FACE: Faithful Automatic Concept Extraction
This work addresses the issue of unfaithful concept-based explanations in deep neural networks for interpretability research, representing an incremental improvement over prior methods.
The paper tackled the problem of aligning automatically extracted concepts with a model's true decision-making process to improve explanation faithfulness, and the result was that FACE outperformed existing methods on faithfulness and sparsity metrics across ImageNet, COCO, and CelebA datasets.

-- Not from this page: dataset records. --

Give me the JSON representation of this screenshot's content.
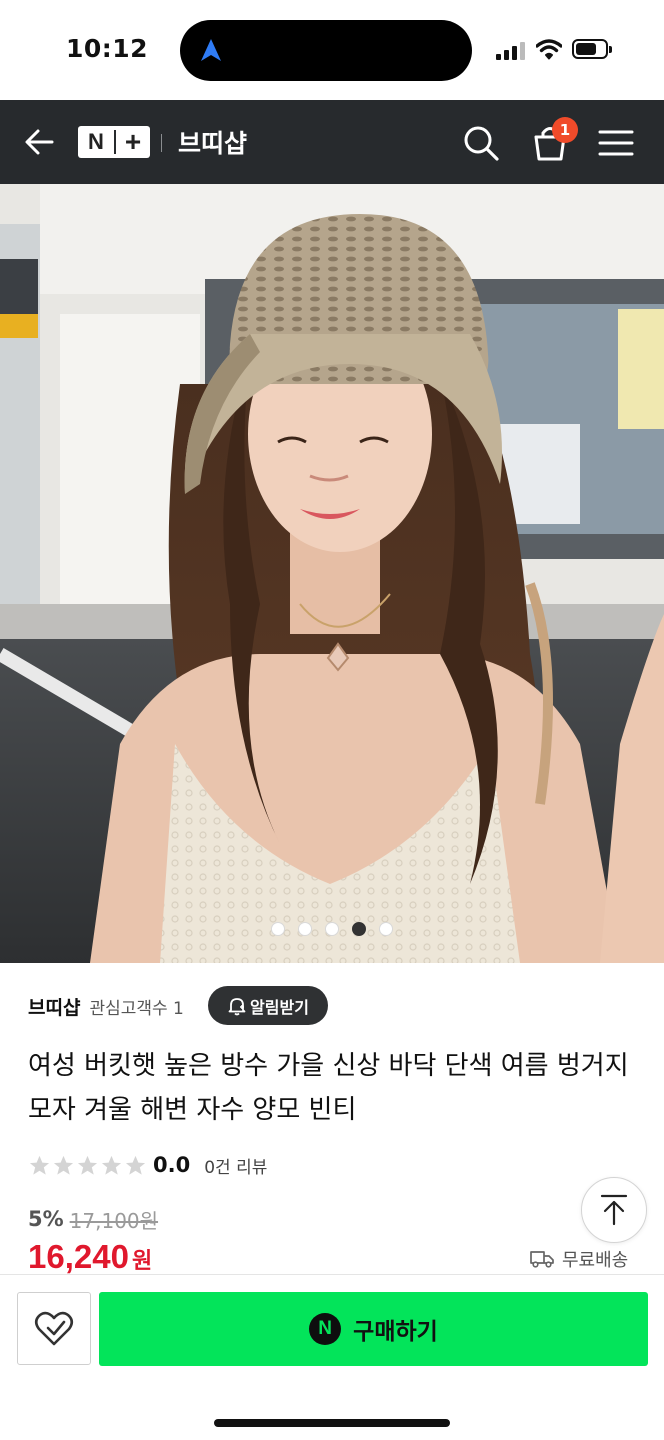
{
  "status_bar": {
    "time": "10:12"
  },
  "header": {
    "store_name": "브띠샵",
    "cart_count": "1",
    "logo": "N+"
  },
  "product_image": {
    "slide_count": 5,
    "active_slide": 4
  },
  "seller": {
    "name": "브띠샵",
    "follower_text": "관심고객수 1",
    "alert_label": "알림받기"
  },
  "product": {
    "title": "여성 버킷햇 높은 방수 가을 신상 바닥 단색 여름 벙거지 모자 겨울 해변 자수 양모 빈티",
    "rating": "0.0",
    "review_count": "0건 리뷰",
    "discount_percent": "5%",
    "original_price": "17,100원",
    "sale_price": "16,240",
    "sale_unit": "원",
    "shipping": "무료배송"
  },
  "bottom_bar": {
    "buy_label": "구매하기",
    "buy_icon_letter": "N"
  },
  "colors": {
    "buy_green": "#03e45a",
    "sale_red": "#e0182d",
    "header_bg": "#272a2d",
    "badge": "#f04b2a"
  },
  "icons": [
    "navigation-arrow-icon",
    "signal-icon",
    "wifi-icon",
    "battery-icon",
    "back-arrow-icon",
    "search-icon",
    "cart-icon",
    "menu-icon",
    "bell-icon",
    "star-icon",
    "truck-icon",
    "scroll-top-icon",
    "heart-icon"
  ]
}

Interpreting deep neural networks through concept-based explanations offers a bridge between low-level features and high-level human-understandable semantics. However, existing automatic concept discovery methods often fail to align these extracted concepts with the model's true decision-making process, thereby compromising explanation faithfulness. In this work, we propose FACE (Faithful Automatic Concept Extraction), a novel framework that augments Non-negative Matrix Factorization (NMF) with a Kullback-Leibler (KL) divergence regularization term to ensure alignment between the model's original and concept-based predictions. Unlike prior methods that operate solely on encoder activations, FACE incorporates classifier supervision during concept learning, enforcing predictive consistency and enabling faithful explanations. We provide theoretical guarantees showing that minimizing the KL divergence bounds the deviation in predictive distributions, thereby promoting faithful local linearity in the learned concept space. Systematic evaluations on ImageNet, COCO, and CelebA datasets demonstrate that FACE outperforms existing methods across faithfulness and sparsity metrics.